La vianda tiene los pies en ambos mundos, en el popular y en el acotado: lleva huevo –la perfecta sencillez– y lleva bogavante –el sobrevalorado distintivo de clase– y fue concebido en una gasolinera y forma parte de la carta del Jardín de Lutz, el restaurante que dirige Lutz Bösing en el hotel Finca Cortesín, en Casares (Málaga).

En el ecosistema gastronómico español, Lutz Bösing es una rareza, un alemán de Aquisgrán moldeado en la Costa del Sol desde hace 30 años y cuya cocina bebe de lo centroeuropeo, de lo mediterráneo y de ese clasicismo que vuelve descorbatado.

Experimentado en grandes establecimientos hoteleros como La Bobadilla (Loja) o el Hostal de La Gavina (S’Agaró) y ajeno a los escenarios y los cañones de luz, ejerce su profesión con reserva y un cierto auto exilio: “No solo es guisar sino también gestionar. Estrellas hay muchas, y fantasmas en la cabeza”. Se niega a cocinar para Instagram, “para las fotos bonitas”. A estas alturas, “a punto de los 60”, ya no se imagina con esa actitud que dan los brazos tatuados.

El cocinero Lutz Bösing, en Finca Cortesín, Casares, Málaga. Pau Arenós

Escuchar a alguien en el sur que reivindica la mantequilla es tan raro como un carpacho de oso perezoso: “Vuelven los clásicos y los manejo bien gracias a la formación alemana. Defiendo la cocina francesa y defiendo la cocina española”.

Habla Lutz de la cocina de hotel, que no es la de los bufets recalentados ni la de los panecillos de adoquín. “La gran cocina de hotel”, dice. La del Savoy de Londres y la del Ritz de París y la del Waldorf de Nueva York. La cocina de hotel fulmina el ego. Un equipo puede diseñar platos sublimes y reclamadores de elogios, pero el cliente es rey y dictador: “Si quiere una paella le hago una paella y si quiere una hamburguesa, le hago una hamburguesa”.

Este texto habla de la cocina más personal de Lutz, aquella que un chef ejecutivo, hecho a lo práctico, aloja en alguna de sus más íntimas habitaciones.

Hacía tiempo que no comía fuagrás –después de haberme sentido pato con el hígado hipertrofiado en los 90– y un millón de años han pasado desde la última salsa de champán. El primero sale perfecto y con judías verdes, trufa y vinagreta de jerez y la segunda, como base de una terrina de lubina con gamba y calamar y, contraste en negro, caviar de Riofrío.
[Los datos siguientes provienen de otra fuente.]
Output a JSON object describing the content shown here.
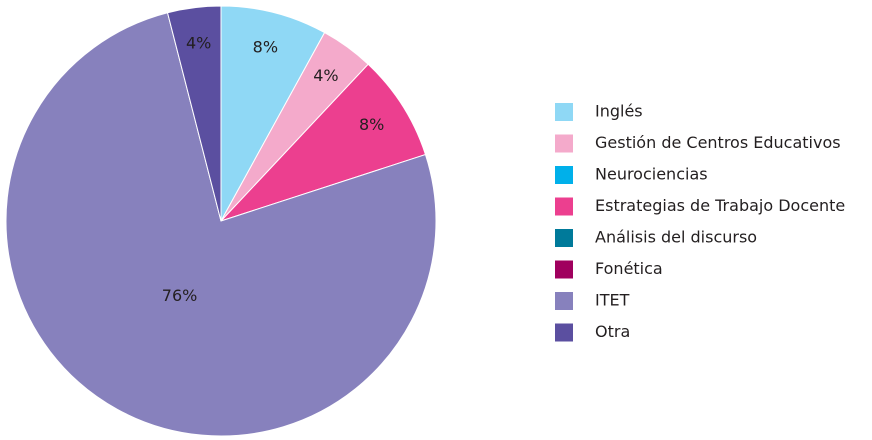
{
  "chart_data": {
    "type": "pie",
    "categories": [
      "Inglés",
      "Gestión de Centros Educativos",
      "Neurociencias",
      "Estrategias de Trabajo Docente",
      "Análisis del discurso",
      "Fonética",
      "ITET",
      "Otra"
    ],
    "values": [
      8,
      4,
      0,
      8,
      0,
      0,
      76,
      4
    ],
    "value_labels": [
      "8%",
      "4%",
      null,
      "8%",
      null,
      null,
      "76%",
      "4%"
    ],
    "colors": [
      "#8fd8f5",
      "#f4aacb",
      "#00b0ea",
      "#ec3f8f",
      "#007a9a",
      "#a0005e",
      "#8781bd",
      "#5b4fa0"
    ],
    "legend": "right"
  }
}
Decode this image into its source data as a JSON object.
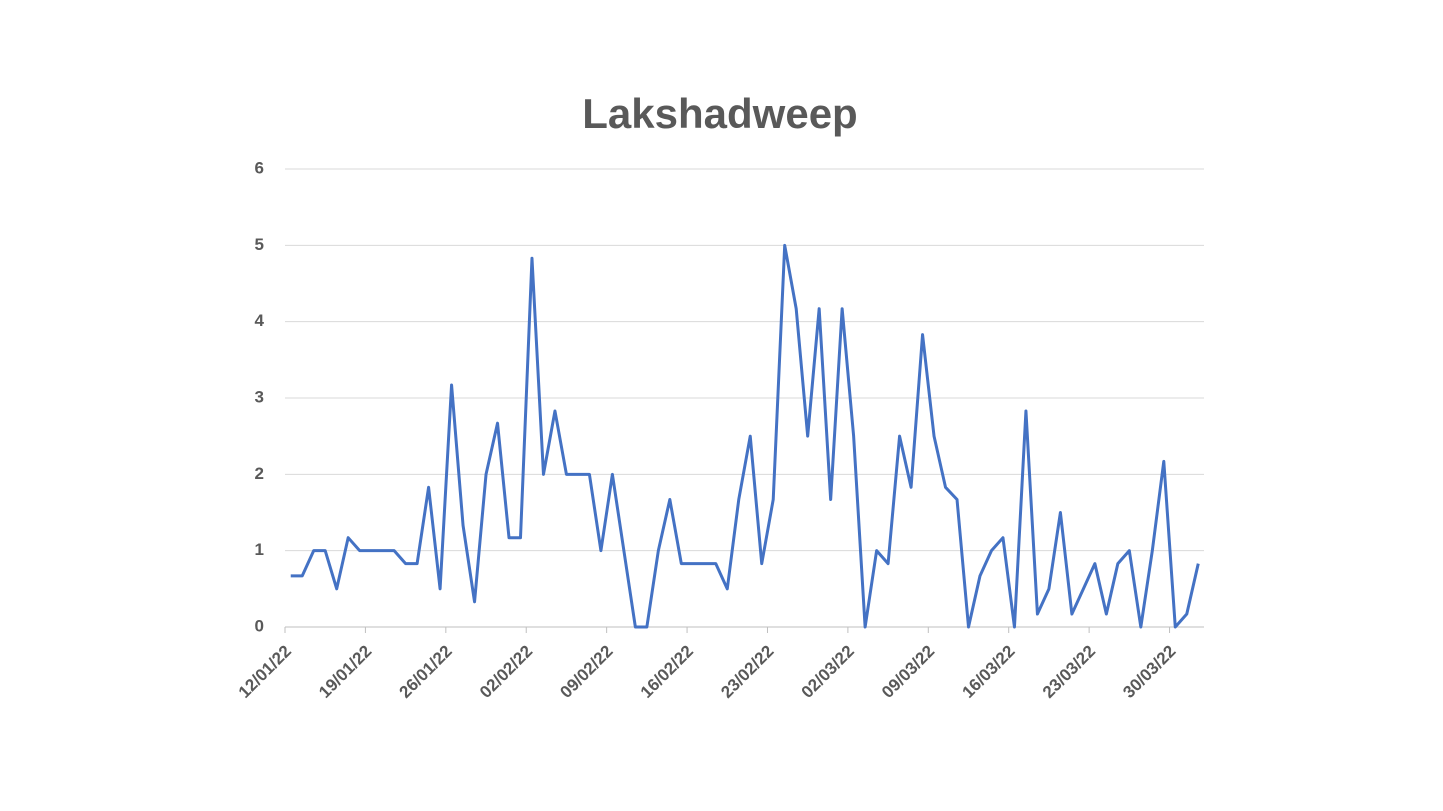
{
  "chart_data": {
    "type": "line",
    "title": "Lakshadweep",
    "categories": [
      "12/01/22",
      null,
      null,
      null,
      null,
      null,
      null,
      "19/01/22",
      null,
      null,
      null,
      null,
      null,
      null,
      "26/01/22",
      null,
      null,
      null,
      null,
      null,
      null,
      "02/02/22",
      null,
      null,
      null,
      null,
      null,
      null,
      "09/02/22",
      null,
      null,
      null,
      null,
      null,
      null,
      "16/02/22",
      null,
      null,
      null,
      null,
      null,
      null,
      "23/02/22",
      null,
      null,
      null,
      null,
      null,
      null,
      "02/03/22",
      null,
      null,
      null,
      null,
      null,
      null,
      "09/03/22",
      null,
      null,
      null,
      null,
      null,
      null,
      "16/03/22",
      null,
      null,
      null,
      null,
      null,
      null,
      "23/03/22",
      null,
      null,
      null,
      null,
      null,
      null,
      "30/03/22",
      null,
      null
    ],
    "values": [
      0.67,
      0.67,
      1,
      1,
      0.5,
      1.17,
      1,
      1,
      1,
      1,
      0.83,
      0.83,
      1.83,
      0.5,
      3.17,
      1.33,
      0.33,
      2,
      2.67,
      1.17,
      1.17,
      4.83,
      2,
      2.83,
      2,
      2,
      2,
      1,
      2,
      1,
      0,
      0,
      1,
      1.67,
      0.83,
      0.83,
      0.83,
      0.83,
      0.5,
      1.67,
      2.5,
      0.83,
      1.67,
      5,
      4.17,
      2.5,
      4.17,
      1.67,
      4.17,
      2.5,
      0,
      1,
      0.83,
      2.5,
      1.83,
      3.83,
      2.5,
      1.83,
      1.67,
      0,
      0.67,
      1,
      1.17,
      0,
      2.83,
      0.17,
      0.5,
      1.5,
      0.17,
      0.5,
      0.83,
      0.17,
      0.83,
      1,
      0,
      1,
      2.17,
      0,
      0.17,
      0.83
    ],
    "color": "#4472c4",
    "ylim": [
      0,
      6
    ],
    "yticks": [
      0,
      1,
      2,
      3,
      4,
      5,
      6
    ],
    "grid": true
  }
}
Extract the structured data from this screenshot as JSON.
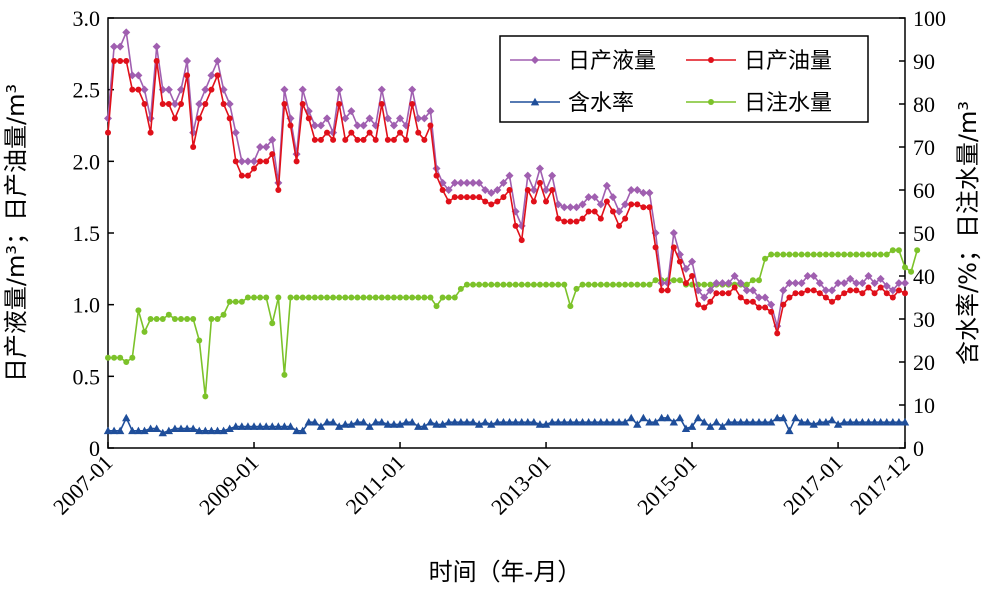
{
  "chart_data": {
    "type": "line",
    "xlabel": "时间（年-月）",
    "ylabel_left": "日产液量/m³；日产油量/m³",
    "ylabel_right": "含水率/%；日注水量/m³",
    "ylim_left": [
      0,
      3.0
    ],
    "ylim_right": [
      0,
      100
    ],
    "yticks_left": [
      "0",
      "0.5",
      "1.0",
      "1.5",
      "2.0",
      "2.5",
      "3.0"
    ],
    "yticks_right": [
      "0",
      "10",
      "20",
      "30",
      "40",
      "50",
      "60",
      "70",
      "80",
      "90",
      "100"
    ],
    "xticks": [
      {
        "label": "2007-01",
        "month": 0
      },
      {
        "label": "2009-01",
        "month": 24
      },
      {
        "label": "2011-01",
        "month": 48
      },
      {
        "label": "2013-01",
        "month": 72
      },
      {
        "label": "2015-01",
        "month": 96
      },
      {
        "label": "2017-01",
        "month": 120
      },
      {
        "label": "2017-12",
        "month": 131
      }
    ],
    "legend_position": "top-right",
    "series": [
      {
        "name": "日产液量",
        "axis": "left",
        "color": "#a05fb0",
        "marker": "diamond",
        "values": [
          2.3,
          2.8,
          2.8,
          2.9,
          2.6,
          2.6,
          2.5,
          2.3,
          2.8,
          2.5,
          2.5,
          2.4,
          2.5,
          2.7,
          2.2,
          2.4,
          2.5,
          2.6,
          2.7,
          2.5,
          2.4,
          2.2,
          2.0,
          2.0,
          2.0,
          2.1,
          2.1,
          2.15,
          1.85,
          2.5,
          2.3,
          2.05,
          2.5,
          2.35,
          2.25,
          2.25,
          2.3,
          2.2,
          2.5,
          2.3,
          2.35,
          2.25,
          2.25,
          2.3,
          2.25,
          2.5,
          2.3,
          2.25,
          2.3,
          2.25,
          2.5,
          2.3,
          2.3,
          2.35,
          1.95,
          1.85,
          1.8,
          1.85,
          1.85,
          1.85,
          1.85,
          1.85,
          1.8,
          1.78,
          1.8,
          1.85,
          1.9,
          1.65,
          1.55,
          1.9,
          1.8,
          1.95,
          1.8,
          1.9,
          1.7,
          1.68,
          1.68,
          1.68,
          1.7,
          1.75,
          1.75,
          1.7,
          1.83,
          1.75,
          1.65,
          1.7,
          1.8,
          1.8,
          1.78,
          1.78,
          1.5,
          1.15,
          1.15,
          1.5,
          1.35,
          1.25,
          1.3,
          1.1,
          1.05,
          1.1,
          1.15,
          1.15,
          1.15,
          1.2,
          1.15,
          1.1,
          1.1,
          1.05,
          1.05,
          1.0,
          0.85,
          1.1,
          1.15,
          1.15,
          1.15,
          1.2,
          1.2,
          1.15,
          1.1,
          1.1,
          1.15,
          1.15,
          1.18,
          1.15,
          1.15,
          1.2,
          1.15,
          1.18,
          1.13,
          1.1,
          1.15,
          1.15
        ]
      },
      {
        "name": "日产油量",
        "axis": "left",
        "color": "#e0101a",
        "marker": "circle",
        "values": [
          2.2,
          2.7,
          2.7,
          2.7,
          2.5,
          2.5,
          2.4,
          2.2,
          2.7,
          2.4,
          2.4,
          2.3,
          2.4,
          2.6,
          2.1,
          2.3,
          2.4,
          2.5,
          2.6,
          2.4,
          2.3,
          2.0,
          1.9,
          1.9,
          1.95,
          2.0,
          2.0,
          2.05,
          1.8,
          2.4,
          2.25,
          2.0,
          2.4,
          2.3,
          2.15,
          2.15,
          2.2,
          2.15,
          2.4,
          2.15,
          2.2,
          2.15,
          2.15,
          2.2,
          2.15,
          2.4,
          2.15,
          2.15,
          2.2,
          2.15,
          2.4,
          2.2,
          2.15,
          2.25,
          1.9,
          1.8,
          1.72,
          1.75,
          1.75,
          1.75,
          1.75,
          1.75,
          1.72,
          1.7,
          1.72,
          1.75,
          1.8,
          1.55,
          1.45,
          1.8,
          1.72,
          1.85,
          1.72,
          1.8,
          1.6,
          1.58,
          1.58,
          1.58,
          1.6,
          1.65,
          1.65,
          1.6,
          1.72,
          1.65,
          1.55,
          1.6,
          1.7,
          1.7,
          1.68,
          1.68,
          1.4,
          1.1,
          1.1,
          1.4,
          1.3,
          1.15,
          1.2,
          1.0,
          0.98,
          1.02,
          1.08,
          1.08,
          1.08,
          1.12,
          1.05,
          1.02,
          1.02,
          0.98,
          0.98,
          0.95,
          0.8,
          1.0,
          1.05,
          1.08,
          1.08,
          1.1,
          1.1,
          1.08,
          1.05,
          1.02,
          1.05,
          1.08,
          1.1,
          1.1,
          1.08,
          1.12,
          1.08,
          1.12,
          1.08,
          1.05,
          1.1,
          1.08
        ]
      },
      {
        "name": "含水率",
        "axis": "right",
        "color": "#1f4e9a",
        "marker": "triangle",
        "values": [
          4,
          4,
          4,
          7,
          4,
          4,
          4,
          4.5,
          4.5,
          3.5,
          4,
          4.5,
          4.5,
          4.5,
          4.5,
          4,
          4,
          4,
          4,
          4,
          4.5,
          5,
          5,
          5,
          5,
          5,
          5,
          5,
          5,
          5,
          5,
          4,
          4,
          6,
          6,
          5,
          6,
          6,
          5,
          5.5,
          5.5,
          6,
          6,
          5,
          6,
          6,
          5.5,
          5.5,
          5.5,
          6,
          6,
          5,
          5,
          6,
          5.5,
          5.5,
          6,
          6,
          6,
          6,
          6,
          5.5,
          6,
          5.5,
          6,
          6,
          6,
          6,
          6,
          6,
          6,
          5.5,
          5.5,
          6,
          6,
          6,
          6,
          6,
          6,
          6,
          6,
          6,
          6,
          6,
          6,
          6,
          7,
          5.5,
          7,
          6,
          6,
          7,
          7,
          6,
          7,
          4.5,
          5,
          7,
          6,
          5,
          6,
          5,
          6,
          6,
          6,
          6,
          6,
          6,
          6,
          6,
          7,
          7,
          4,
          7,
          6,
          6,
          5.5,
          6,
          6,
          6.5,
          5.5,
          6,
          6,
          6,
          6,
          6,
          6,
          6,
          6,
          6,
          6,
          6
        ]
      },
      {
        "name": "日注水量",
        "axis": "right",
        "color": "#7cc22a",
        "marker": "circle",
        "values": [
          21,
          21,
          21,
          20,
          21,
          32,
          27,
          30,
          30,
          30,
          31,
          30,
          30,
          30,
          30,
          25,
          12,
          30,
          30,
          31,
          34,
          34,
          34,
          35,
          35,
          35,
          35,
          29,
          35,
          17,
          35,
          35,
          35,
          35,
          35,
          35,
          35,
          35,
          35,
          35,
          35,
          35,
          35,
          35,
          35,
          35,
          35,
          35,
          35,
          35,
          35,
          35,
          35,
          35,
          33,
          35,
          35,
          35,
          37,
          38,
          38,
          38,
          38,
          38,
          38,
          38,
          38,
          38,
          38,
          38,
          38,
          38,
          38,
          38,
          38,
          38,
          33,
          37,
          38,
          38,
          38,
          38,
          38,
          38,
          38,
          38,
          38,
          38,
          38,
          38,
          39,
          39,
          39,
          39,
          39,
          38,
          38,
          38,
          38,
          38,
          38,
          38,
          38,
          38,
          38,
          38,
          39,
          39,
          44,
          45,
          45,
          45,
          45,
          45,
          45,
          45,
          45,
          45,
          45,
          45,
          45,
          45,
          45,
          45,
          45,
          45,
          45,
          45,
          45,
          46,
          46,
          42,
          41,
          46
        ]
      }
    ]
  }
}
La entrada de la Finca Cortesín. Finca Cortesín

Con la salsa de champán y la terrina me siento un comensal de la 'belle époque' y mis pies piden cancán. Los riñones que acompañan al cordero lechal me hacen preguntarme si Lutz desafía al comensal, aunque solo sea con esa sonrisa en forma de víscera. Más de un susto, seguro, entre tanta clientela encopetada.

Bien servidos por Serge Sudre y bien bebidos gracias a Agustín Navarro y el cava Textures de Pedra de Pepe Raventós y el Albino 2017 de Albamar, un tinto tan raro como su nombre.

La piscina del Beach Club, con un restaurante que también dirige Lutz Bösing. EPC

Me refería al inicio a una gasolinera, materia con grasa en este refinado ambiente, y fue allí donde a Lutz se le ocurrió el huevo con el bogavante, que bebe también de un 'suquet' y de ese huevo con langosta de las élites de vacaciones en Baleares: “Salíamos de aquí, fuimos a una gasolinera a tomar algo, nos sirvieron unas gambas al ajillo con huevo frito y pensé: ‘Vas a afinar esto”.

La mezcla imbatible –con ajo, guindilla, patata confitada, fondo de pescado– disimula un ingrediente tan crucial como discreto: una ostra congelada y rallada, que potencia el conjunto.

Ese molusco es representativo de lo que pretende el cocinero: estar aunque sin alardes.

El interior del restaurante Jardín de Lutz.

¿La ostra? La pista se la dio un amigo pizzero: a la pasta 'alle vongole' añadía una ralladura de mejillones bajo cero.

Descendiente de médicos, pensó en ser dentista, como uno de sus hermanos, al que ayudó cuando tenía 13 o 14 años: “Me gustó muchísimo hacer dientes, hacer cosas con las manos”.

Se da cuenta ahora, y se ríe y parece más andaluz que alemán, al comprender que ambos, cocinero y dentista, tienen oficios de boca.